Air quality has become a rising issue in the last decade due to high pollution concentrations and the adverse health effects of climate change. Air quality may seem like a trivial part of the climate crisis, but it is far more important than you might expect. Air quality impacts human health most directly through particulate matter (PM). Particulate matter varies by size, with the smallest materials less than 0.1mm in diameter, and the largest materials anything greater than 2.0mm in diameter. The largest particles cause upper respiratory irritation, whereas the smallest particles can enter your bloodstream, potentially causing heart attacks once inhaled. The World Health Organization (WHO) provides annual reports on air quality guidelines, specifically threshold limits for pollutants.  WHO report

The main goal of this experiment was to determine if there is a relationship between indoor air quality and the age of buildings. We hypothesized that air quality would worsen with increasing building ages, particularly near ventilation systems. Additionally, we measured a multitude of factors within buildings to better assess potential sources that deplete indoor air quality. This experiment was conducted at the University of San Diego at seven buildings located on campus. This data can provide the student body with a better understanding of pollution sources on campus, and potential solutions to the uncovered issues. By assessing indoor air quality across buildings on campus, students will better understand their surrounding air quality in accordance with national guidelines. 

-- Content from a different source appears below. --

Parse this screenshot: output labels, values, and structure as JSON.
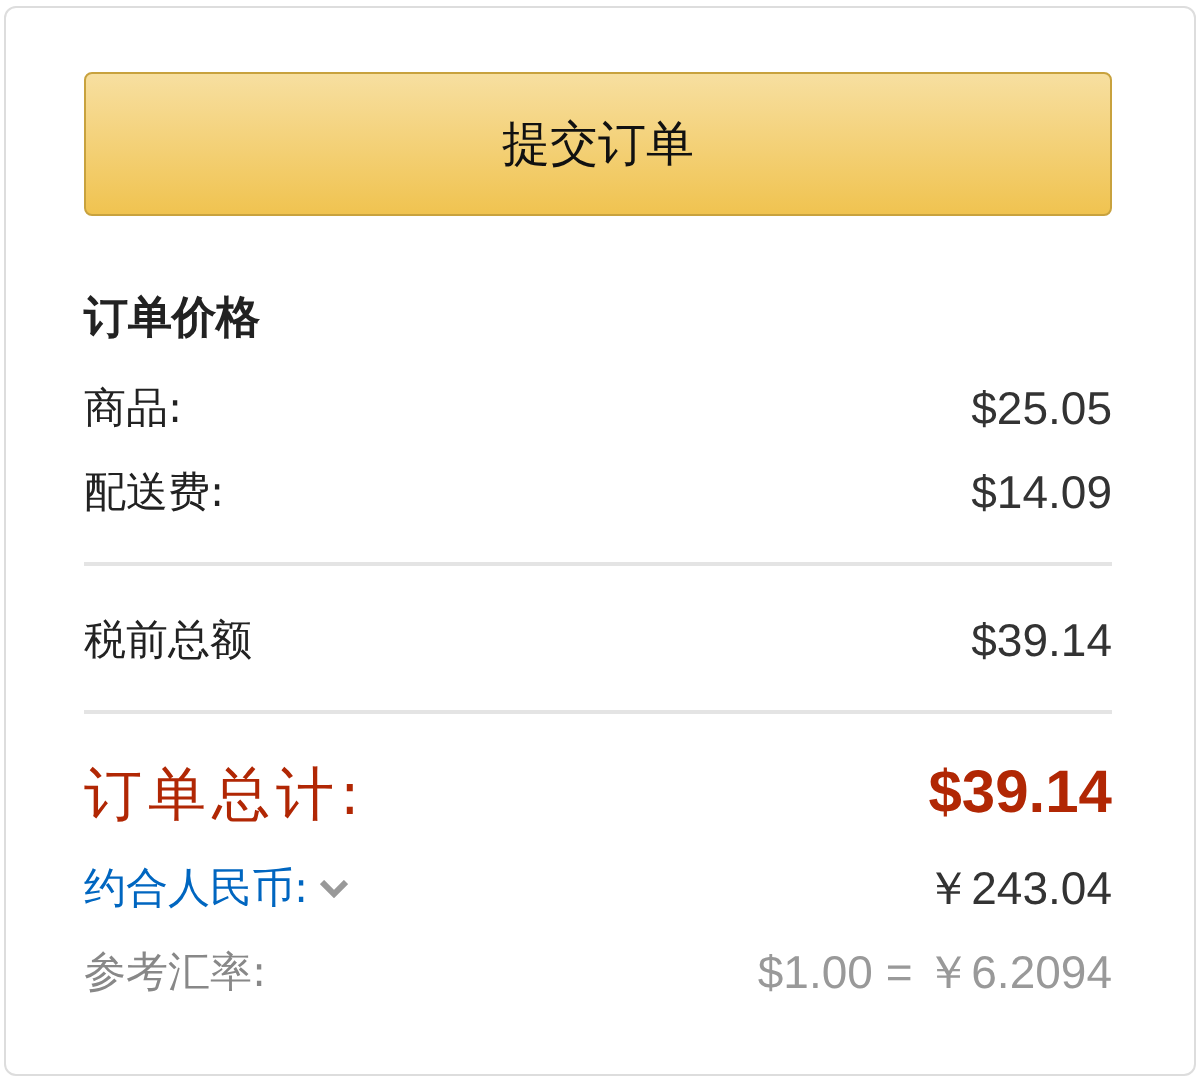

In order to test our hypothesis, we needed to determine three variables to measure air quality inside buildings. Based on current scientific research, we decided to analyze measurements within each building varying by proximity to the entrance of the building, which floor level we were on, and if we were near a ventilation system. Additionally, two measurements were recorded outside each building, either in the presence of cars or not. The actual measurements were recorded using a Flow Sensor which records Air Quality Index, Particulate Matter (both PM10 and PM2.5), Nitrogen Dioxide (NO2), and Volatile Organic Carbons. See Figure 1. For our experiment, we assessed PM10 and NO2. To test our hypothesis, we completed six measurements per building, four inside and two outside. The indoor measurements varied by multiple factors, whereas outdoor measurements only had one variable, the presence of cars. A summary of recorded variables can be seen in Table 1 which reflects a fractional factorial experimental design. Measurements were taken for approximately five minutes, and the air quality values were recorded at the end of the five minute duration once readings had stabilized. 

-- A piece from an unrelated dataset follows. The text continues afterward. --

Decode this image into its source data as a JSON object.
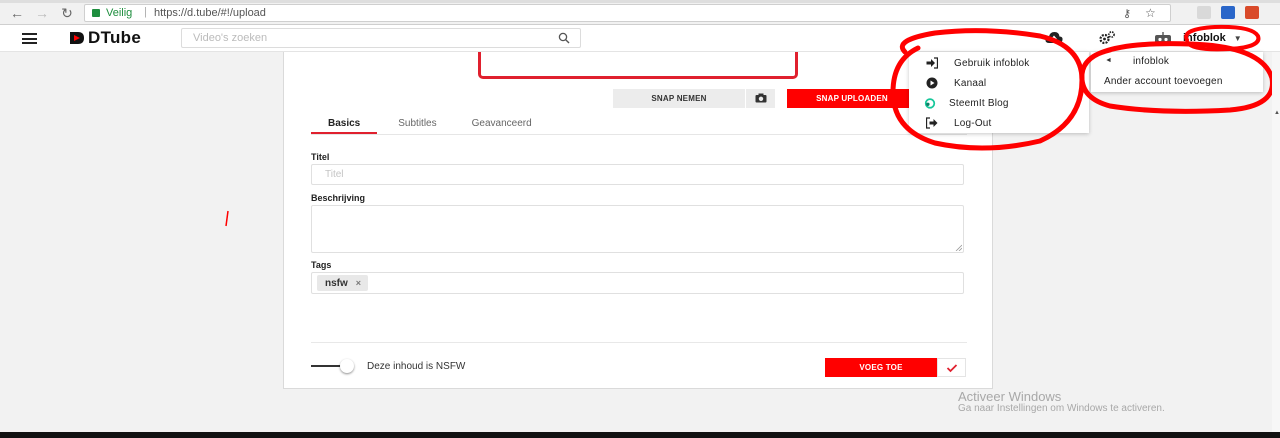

Once data collection was completed and the data had been processed, we were able to begin summarizing our findings. The most prominent trend we found was higher NO2 concentrations outside versus indoor measurements. Additionally, the presence of cars indicates the direct effect cars have on air quality. As for PM10, the data was more complicated because an explicit trend was not found. There are many sources of PM10, and because of this it is difficult to track direct sources that impact air quality. One potential cause of fluctuating PM10 data is due to the resuspension of particles through foot traffic. This is a difficult variable to track, especially on the scale at which we completed our experiment. However, we did find that PM10 was generally more concentrated on the ground level of buildings, likely due to more direct exposure to outdoor particulate sources. The variance found across buildings indicates the multitude of factors by which PM10 and NO2 are influenced by, not only indoors but outdoors as well. 

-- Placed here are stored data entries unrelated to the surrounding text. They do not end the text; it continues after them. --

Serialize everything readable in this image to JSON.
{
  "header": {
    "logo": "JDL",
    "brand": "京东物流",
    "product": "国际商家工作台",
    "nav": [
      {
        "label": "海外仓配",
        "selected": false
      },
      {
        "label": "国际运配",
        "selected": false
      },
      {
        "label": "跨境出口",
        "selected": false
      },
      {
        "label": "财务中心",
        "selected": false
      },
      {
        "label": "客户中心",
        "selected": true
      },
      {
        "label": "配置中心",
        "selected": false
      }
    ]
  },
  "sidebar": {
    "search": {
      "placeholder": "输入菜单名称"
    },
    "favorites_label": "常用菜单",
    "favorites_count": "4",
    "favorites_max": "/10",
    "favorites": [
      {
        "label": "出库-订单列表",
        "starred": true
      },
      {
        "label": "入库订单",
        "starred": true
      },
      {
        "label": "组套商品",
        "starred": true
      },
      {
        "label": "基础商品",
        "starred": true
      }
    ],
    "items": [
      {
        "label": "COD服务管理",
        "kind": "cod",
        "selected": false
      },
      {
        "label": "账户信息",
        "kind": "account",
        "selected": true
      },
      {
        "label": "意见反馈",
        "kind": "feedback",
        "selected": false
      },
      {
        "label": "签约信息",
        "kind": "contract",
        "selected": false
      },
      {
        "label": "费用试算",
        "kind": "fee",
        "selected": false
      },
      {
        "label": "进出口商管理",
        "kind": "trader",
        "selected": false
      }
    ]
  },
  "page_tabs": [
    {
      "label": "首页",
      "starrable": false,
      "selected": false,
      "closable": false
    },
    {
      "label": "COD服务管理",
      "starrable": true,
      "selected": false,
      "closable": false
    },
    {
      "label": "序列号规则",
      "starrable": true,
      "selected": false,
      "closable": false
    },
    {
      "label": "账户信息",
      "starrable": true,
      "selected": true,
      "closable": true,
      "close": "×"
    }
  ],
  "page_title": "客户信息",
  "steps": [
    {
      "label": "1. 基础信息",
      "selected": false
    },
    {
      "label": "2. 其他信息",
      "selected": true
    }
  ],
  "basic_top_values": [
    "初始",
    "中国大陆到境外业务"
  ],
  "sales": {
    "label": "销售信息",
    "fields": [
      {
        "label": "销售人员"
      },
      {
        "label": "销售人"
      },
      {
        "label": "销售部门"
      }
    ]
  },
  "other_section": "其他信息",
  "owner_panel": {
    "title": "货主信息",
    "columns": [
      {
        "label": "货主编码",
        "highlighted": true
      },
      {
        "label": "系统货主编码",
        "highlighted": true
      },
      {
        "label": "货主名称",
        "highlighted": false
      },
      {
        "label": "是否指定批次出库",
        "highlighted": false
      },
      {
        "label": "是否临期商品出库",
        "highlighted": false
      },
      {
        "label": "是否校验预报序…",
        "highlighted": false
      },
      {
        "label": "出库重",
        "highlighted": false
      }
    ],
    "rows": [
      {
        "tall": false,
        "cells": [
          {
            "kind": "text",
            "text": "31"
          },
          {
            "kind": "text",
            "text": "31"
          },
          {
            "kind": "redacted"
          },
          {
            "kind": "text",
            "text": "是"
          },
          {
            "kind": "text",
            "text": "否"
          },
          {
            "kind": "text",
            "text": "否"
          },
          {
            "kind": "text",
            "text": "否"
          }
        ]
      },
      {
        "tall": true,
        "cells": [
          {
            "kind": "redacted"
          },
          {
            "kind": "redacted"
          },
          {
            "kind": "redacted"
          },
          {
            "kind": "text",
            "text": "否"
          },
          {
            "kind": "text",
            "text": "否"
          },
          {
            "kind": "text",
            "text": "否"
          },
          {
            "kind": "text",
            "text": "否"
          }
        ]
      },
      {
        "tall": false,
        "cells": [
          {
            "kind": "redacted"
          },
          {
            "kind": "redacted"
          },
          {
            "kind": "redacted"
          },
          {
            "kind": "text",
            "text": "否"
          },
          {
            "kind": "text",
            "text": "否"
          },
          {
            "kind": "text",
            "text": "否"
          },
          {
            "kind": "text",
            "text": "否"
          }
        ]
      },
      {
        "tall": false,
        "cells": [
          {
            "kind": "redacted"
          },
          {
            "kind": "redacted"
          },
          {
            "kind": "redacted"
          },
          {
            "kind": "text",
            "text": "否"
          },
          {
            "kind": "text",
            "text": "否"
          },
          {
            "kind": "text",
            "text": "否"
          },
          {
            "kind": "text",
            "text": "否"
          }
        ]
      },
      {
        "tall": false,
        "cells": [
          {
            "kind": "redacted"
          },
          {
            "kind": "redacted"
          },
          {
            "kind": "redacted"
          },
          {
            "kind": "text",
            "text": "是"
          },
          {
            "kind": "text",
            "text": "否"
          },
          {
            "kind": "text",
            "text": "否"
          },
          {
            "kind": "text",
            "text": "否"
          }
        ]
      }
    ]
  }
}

Though an explicit correlation between air quality and building age was not found, the data collected still offers important insights for the USD community. Though our hypothesis was ultimately refuted by our data, the multitude of factors that influence air quality now provide us with better tools for future experimentation. For example, given the higher concentrations of PM10 on ground floor levels, we can explicitly assess ground floor versus not ground floor levels moving forward. Additionally, assessing the meteorological conditions on sampling days will provide a better understanding of our results. Finally, specifically analyzing the resuspension of dust and particulate matter through foot traffic and other movements will offer further insight. Moving forward, it is necessary to understand the sources of these pollutants and ways they can be reduced. To better understand indoor air quality we must address unanswered questions like these to better understand our results, and improvements that can be made moving forward.